How do I put $\sqrt{x+1}$ into exponential notation? I think $\sqrt{x+1} = x^{1/2} + 1^{1/2}$. Is this incorrect? Why or why not?
 A: No, it is not correct. $$\sqrt{x+1} = (x+1)^{1/2}\neq x^{1/2} + 1^{1/2}$$
Equality holds only if $x = 0$.
Generally speaking, $(x + y)^p \neq x^p + y^p$, where $p$ is some power. Equality holds if and only if $x=0$ or $y = 0$.
A: Remember the formula for fractional exponents:
$$x^\frac{m}{n} = \sqrt[n]{x^m}$$
It can also be written as:
$$x^\frac{m}{n} = (\sqrt[n]{x})^m$$
$\sqrt{x+1}$ can be rewritten as $\sqrt[2]{(x+1)^1}$
Using our formula, we can say that:
$$\sqrt[2]{(x+1)^1} = (x+1)^\frac{1}{2}$$
Also remember that:
$$x^m + y^m \neq (x+y)^m$$
You should be familiar with the Pythagorean triple $3-4-5$. It can be easily seen that:
$$3^2 + 4^2 \neq (3+4)^2 \neq 7^2$$
$$3^2 + 4^2 = 5^2$$
I will now go back to the original question. You think that:
$$\sqrt{x+1} = x^\frac{1}{2} + 1^\frac{1}{2}$$
Let us expand $x^\frac{1}{2} + 1^\frac{1}{2}$.
$$x^\frac{1}{2} + 1^\frac{1}{2}$$
$$=\sqrt[2]{x^1} + \sqrt[2]{1^1}$$
$$=\sqrt{x} + \sqrt{1}$$
$$=\sqrt{x} + 1$$
$$\sqrt{x} + 1 \neq \sqrt{x+1}$$
So, because $\sqrt{x} + 1 \neq \sqrt{x+1}$, then $\sqrt{x+1} \neq x^\frac{1}{2} + 1^\frac{1}{2}$. The correct answer is:
$$\sqrt{x+1} = (x+1)^\frac{1}{2}$$
Before I forget, always remember the restrictions on $\sqrt{x+1} = (x+1)^\frac{1}{2}$. If $x < -1$. then the statement is false, because you cannot have negative square roots. TECHNICALLY, it is not false because complex numbers cover negative square roots. But for the purposes of this question, UNLESS you have learned about complex numbers and the number $i$, the statement is false if $x < -1$.

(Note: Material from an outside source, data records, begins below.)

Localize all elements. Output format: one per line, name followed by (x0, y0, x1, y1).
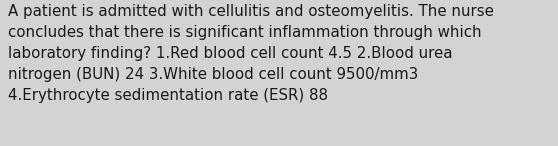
Text: A patient is admitted with cellulitis and osteomyelitis. The nurse
concludes tha: A patient is admitted with cellulitis an… (8, 4, 494, 103)
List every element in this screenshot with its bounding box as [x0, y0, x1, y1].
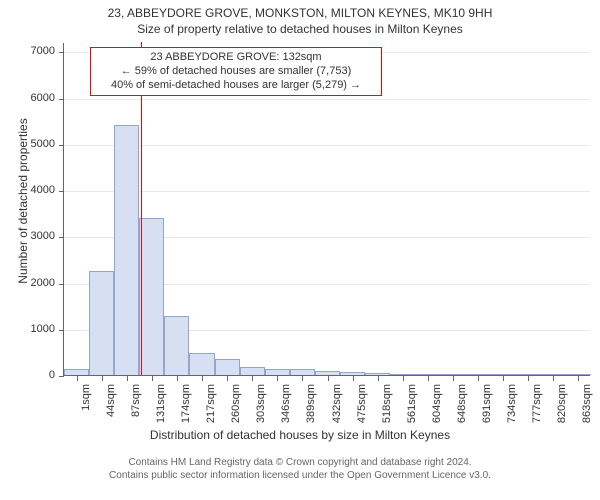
x-tick-label: 1sqm: [80, 384, 92, 434]
x-tick-mark: [177, 376, 178, 381]
y-tick-mark: [59, 52, 64, 53]
y-tick-mark: [59, 284, 64, 285]
annotation-callout: 23 ABBEYDORE GROVE: 132sqm← 59% of detac…: [90, 47, 382, 96]
x-tick-mark: [152, 376, 153, 381]
gridline-h: [64, 99, 590, 100]
histogram-bar: [215, 359, 240, 375]
x-tick-mark: [503, 376, 504, 381]
y-tick-label: 1000: [15, 323, 55, 335]
y-tick-label: 2000: [15, 277, 55, 289]
x-tick-mark: [353, 376, 354, 381]
x-tick-mark: [378, 376, 379, 381]
y-tick-mark: [59, 330, 64, 331]
x-tick-label: 777sqm: [531, 384, 543, 434]
y-tick-mark: [59, 145, 64, 146]
x-tick-label: 561sqm: [406, 384, 418, 434]
annotation-line: ← 59% of detached houses are smaller (7,…: [97, 65, 375, 79]
x-tick-mark: [102, 376, 103, 381]
x-tick-mark: [403, 376, 404, 381]
y-tick-label: 5000: [15, 138, 55, 150]
x-tick-label: 734sqm: [506, 384, 518, 434]
y-tick-mark: [59, 99, 64, 100]
x-tick-label: 604sqm: [431, 384, 443, 434]
histogram-bar: [240, 367, 265, 375]
x-tick-mark: [127, 376, 128, 381]
x-tick-label: 863sqm: [581, 384, 593, 434]
x-tick-label: 346sqm: [280, 384, 292, 434]
histogram-bar: [390, 374, 415, 375]
histogram-bar: [64, 369, 89, 375]
x-tick-label: 691sqm: [481, 384, 493, 434]
x-tick-label: 648sqm: [456, 384, 468, 434]
histogram-bar: [541, 374, 566, 375]
histogram-bar: [290, 369, 315, 375]
footer-line-2: Contains public sector information licen…: [0, 470, 600, 483]
x-tick-label: 260sqm: [230, 384, 242, 434]
annotation-line: 23 ABBEYDORE GROVE: 132sqm: [97, 51, 375, 65]
histogram-bar: [164, 316, 189, 375]
x-tick-label: 44sqm: [105, 384, 117, 434]
x-tick-mark: [528, 376, 529, 381]
y-tick-mark: [59, 237, 64, 238]
y-tick-mark: [59, 376, 64, 377]
x-tick-label: 217sqm: [205, 384, 217, 434]
gridline-h: [64, 145, 590, 146]
y-tick-label: 3000: [15, 230, 55, 242]
x-tick-mark: [227, 376, 228, 381]
histogram-bar: [491, 374, 516, 375]
x-tick-mark: [553, 376, 554, 381]
histogram-bar: [365, 373, 390, 375]
histogram-bar: [340, 372, 365, 375]
x-tick-mark: [252, 376, 253, 381]
histogram-bar: [114, 125, 139, 375]
y-axis-label: Number of detached properties: [16, 36, 30, 366]
x-tick-label: 389sqm: [305, 384, 317, 434]
y-tick-mark: [59, 191, 64, 192]
histogram-bar: [139, 218, 164, 375]
y-tick-label: 4000: [15, 184, 55, 196]
histogram-bar: [516, 374, 541, 375]
x-tick-mark: [328, 376, 329, 381]
histogram-bar: [566, 374, 591, 375]
x-tick-label: 174sqm: [180, 384, 192, 434]
chart-supertitle: 23, ABBEYDORE GROVE, MONKSTON, MILTON KE…: [0, 6, 600, 20]
x-tick-label: 303sqm: [255, 384, 267, 434]
x-tick-mark: [578, 376, 579, 381]
x-tick-label: 820sqm: [556, 384, 568, 434]
y-tick-label: 0: [15, 369, 55, 381]
y-tick-label: 6000: [15, 92, 55, 104]
x-tick-label: 87sqm: [130, 384, 142, 434]
histogram-bar: [315, 371, 340, 375]
x-tick-mark: [478, 376, 479, 381]
x-tick-mark: [428, 376, 429, 381]
histogram-bar: [440, 374, 465, 375]
x-tick-label: 475sqm: [356, 384, 368, 434]
chart-title: Size of property relative to detached ho…: [0, 22, 600, 36]
x-tick-mark: [202, 376, 203, 381]
x-tick-label: 518sqm: [381, 384, 393, 434]
y-tick-label: 7000: [15, 45, 55, 57]
x-tick-label: 131sqm: [155, 384, 167, 434]
histogram-bar: [466, 374, 491, 375]
annotation-line: 40% of semi-detached houses are larger (…: [97, 79, 375, 93]
histogram-bar: [89, 271, 114, 375]
chart-footer: Contains HM Land Registry data © Crown c…: [0, 457, 600, 482]
footer-line-1: Contains HM Land Registry data © Crown c…: [0, 457, 600, 470]
histogram-bar: [189, 353, 214, 375]
histogram-bar: [265, 369, 290, 375]
x-tick-mark: [77, 376, 78, 381]
gridline-h: [64, 191, 590, 192]
x-tick-mark: [453, 376, 454, 381]
x-tick-mark: [302, 376, 303, 381]
histogram-bar: [415, 374, 440, 375]
x-tick-mark: [277, 376, 278, 381]
x-tick-label: 432sqm: [331, 384, 343, 434]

RESTRICTIONS ON $\sqrt{x+1} = (x+1)^\frac{1}{2}$:
$x ≥ 1$
$\sqrt{x+1} ≥ 0$
$(x+1)^\frac{1}{2} ≥ 0$
I hope I have enlightened you a bit :)
EDIT: I do not want you to think that the statement $\sqrt{x}+1=\sqrt{x+1}$ is entirely false. There is a value of $x$ that will make the equation true. Let's find it.
$$\sqrt{x}+1=\sqrt{x+1}$$
$$x+2\sqrt{x}+1=x+1$$
$$2\sqrt{x}=0$$
$$4x=0$$
$$x=0$$
Checking for extraneous roots...
$$\sqrt{0}+1=\sqrt{0+1}$$
$$1=\sqrt{1}$$
$$1=1$$
So, $\sqrt{x}+1=\sqrt{x+1}$ when $x=0$.
A: If $\displaystyle\sqrt a+\sqrt b=\sqrt{a+b}$
Squaring either sides 
$\displaystyle\implies (\sqrt a+\sqrt b)^2=a+b\iff 2\sqrt{ab}=0\iff ab=0$
$\implies$ at least one of $a,b$ is zero
So, here $x$ has to be zero
A: $$
9^{1/2} + 16^{1/2} = 3 + 4 = 7 \ne 5 = 25^{1/2} = (9+16)^{1/2}.
$$
So
$$
\left(\frac{9}{16}\right)^{1/2} + 1^{1/2} = \frac 3 4 + 1 = \frac 7 4 \ne \frac 5 4 = \left(\frac{25}{16}\right)^{1/2} = \left(\frac{9}{16}+1\right)^{1/2}
$$
In other words, if $x=\dfrac{9}{16}$ then $x^{1/2}+1^{1/2}$ is not at all the same as $(x+1)^{1/2}$.